A three-judge panel for the U.S. Court of Appeals for the Third Circuit has unanimously remanded—for the second time—a case back to the federal district court that essentially says local governments cannot use zoning laws to essentially prevent gun stores and gun ranges from operating.
Robinson Township, Pa., officials have “been at odds with the range since the early 1990s,” the Second Amendment Foundation noted. SAF is a plaintiff in the case, known as Drummond v. Robinson Township. The range has been in operation for decades, although it was inactive for about a decade. However, in 2017, William Drummond leased the property and announced his intention to operate the facility and sell firearms. Residents in the Township asked for zoning rules changes “to limit activities on the property,” the Appeals Court noted.

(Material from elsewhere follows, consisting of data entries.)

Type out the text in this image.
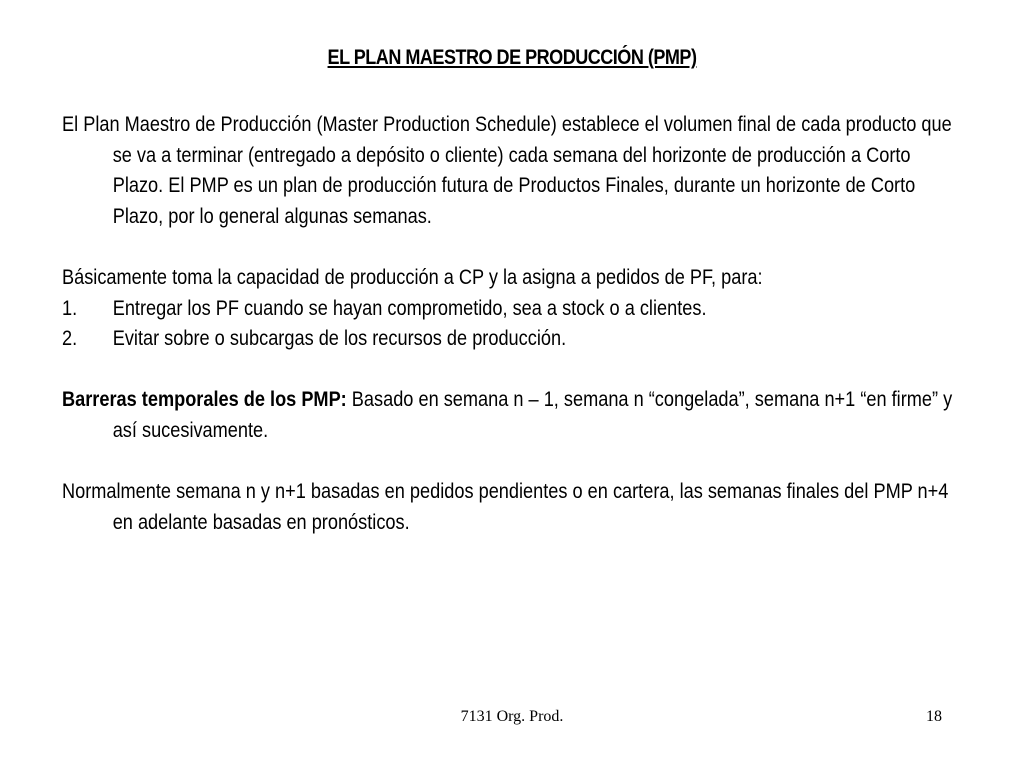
EL PLAN MAESTRO DE PRODUCCIÓN (PMP)

El Plan Maestro de Producción (Master Production Schedule) establece el volumen final de cada producto que se va a terminar (entregado a depósito o cliente) cada semana del horizonte de producción a Corto Plazo. El PMP es un plan de producción futura de Productos Finales, durante un horizonte de Corto Plazo, por lo general algunas semanas.

Básicamente toma la capacidad de producción a CP y la asigna a pedidos de PF, para:

1. Entregar los PF cuando se hayan comprometido, sea a stock o a clientes.
2. Evitar sobre o subcargas de los recursos de producción.

Barreras temporales de los PMP: Basado en semana n – 1, semana n “congelada”, semana n+1 “en firme” y así sucesivamente.

Normalmente semana n y n+1 basadas en pedidos pendientes o en cartera, las semanas finales del PMP n+4 en adelante basadas en pronósticos.

7131 Org. Prod.	18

The Township amended its zoning rules the following year to include a couple of conditions.
Item one was the “Rim-Fire Rifle Rule” limiting gun clubs to “pistol range, skeet shoot, trap and skeet, and rimfire rifle” practice, the court noted.

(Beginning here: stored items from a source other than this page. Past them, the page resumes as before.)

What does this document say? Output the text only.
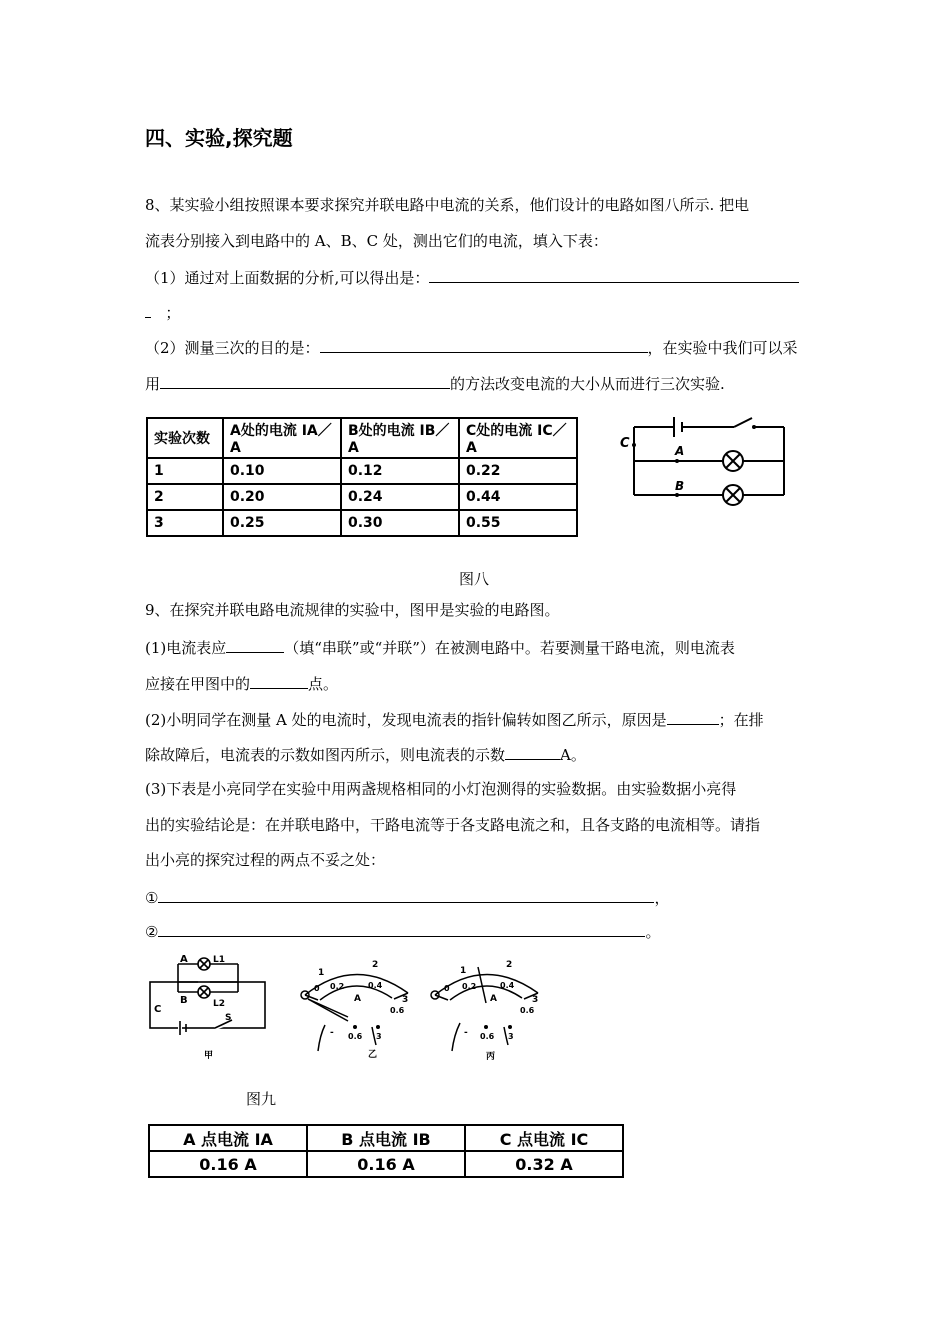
四、实验,探究题
8、某实验小组按照课本要求探究并联电路中电流的关系，他们设计的电路如图八所示. 把电
流表分别接入到电路中的 A、B、C 处，测出它们的电流，填入下表：
（1）通过对上面数据的分析,可以得出是：
；
（2）测量三次的目的是：	，在实验中我们可以采
用	的方法改变电流的大小从而进行三次实验.
实验次数	A处的电流 IA／A	B处的电流 IB／A	C处的电流 IC／A
1	0.10	0.12	0.22
2	0.20	0.24	0.44
3	0.25	0.30	0.55
C	A
B
图八
9、在探究并联电路电流规律的实验中，图甲是实验的电路图。
(1)电流表应	（填“串联”或“并联”）在被测电路中。若要测量干路电流，则电流表
应接在甲图中的	点。
(2)小明同学在测量 A 处的电流时，发现电流表的指针偏转如图乙所示，原因是	；在排
除故障后，电流表的示数如图丙所示，则电流表的示数	A。
(3)下表是小亮同学在实验中用两盏规格相同的小灯泡测得的实验数据。由实验数据小亮得
出的实验结论是：在并联电路中，干路电流等于各支路电流之和，且各支路的电流相等。请指
出小亮的探究过程的两点不妥之处：
①	，
②	。
A
B
C
L1
L2
S
甲
1
2
3
0 0.2	0.4
0.6
A
- 0.6 3
乙
1
2
3
0 0.2	0.4
0.6
A
- 0.6 3
丙
图九
A 点电流 IA	B 点电流 IB	C 点电流 IC
0.16 A	0.16 A	0.32 A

Item two is the “Non-Profit Ownership Rule” which the court explained this way: “In contrast to prior rules, which did not distinguish between for-profit and non-profit entities, the ordinance now defines a ‘Sportsman’s Club’ as a ‘nonprofit entity formed for conservation of wildlife or game, and to provide members with opportunities for hunting, fishing or shooting.’”
The District Court sided with the Township, but the Appeals Court reversed and remanded the case for further consideration. The District Court, according to the 32-page decision this week, did not provide a “substantive ruling” before dismissing the case, so Drummond and SAF appealed a second time.
This time, the Court of Appeals sent the case back again, vacating the District Court’s dismissal and remanding for discovery, “for a prompt ruling on the pending motion for a preliminary injunction” against the Township.
The new ruling was written by Circuit Judge Cheryl Ann Krause. She was joined by Judges Kent A. Jordan and Luis Felipe Restrepo.
Second Amendment Foundation founder and Executive Vice President Alan M. Gottlieb is confident of a favorable ruling in the case on remand.
“By the time our victory in this case is finalized,” Gottlieb said, “it will add Second Amendment protection to gun clubs, gun stores and gun ranges because it provides for heightened levels of scrutiny for cases involving gun ranges.
“Anti-gunners have tried to push restrictive zoning on gun clubs, ranges and gun stores in an effort to use zoning laws to make sure gun ranges and stores cannot operate,” he continued. “It amounts to Second Amendment violations and business discrimination under color of law.”
Gottlieb vowed to continue “pursuing this and similar cases because our mission is to win firearms freedom, one lawsuit at a time.”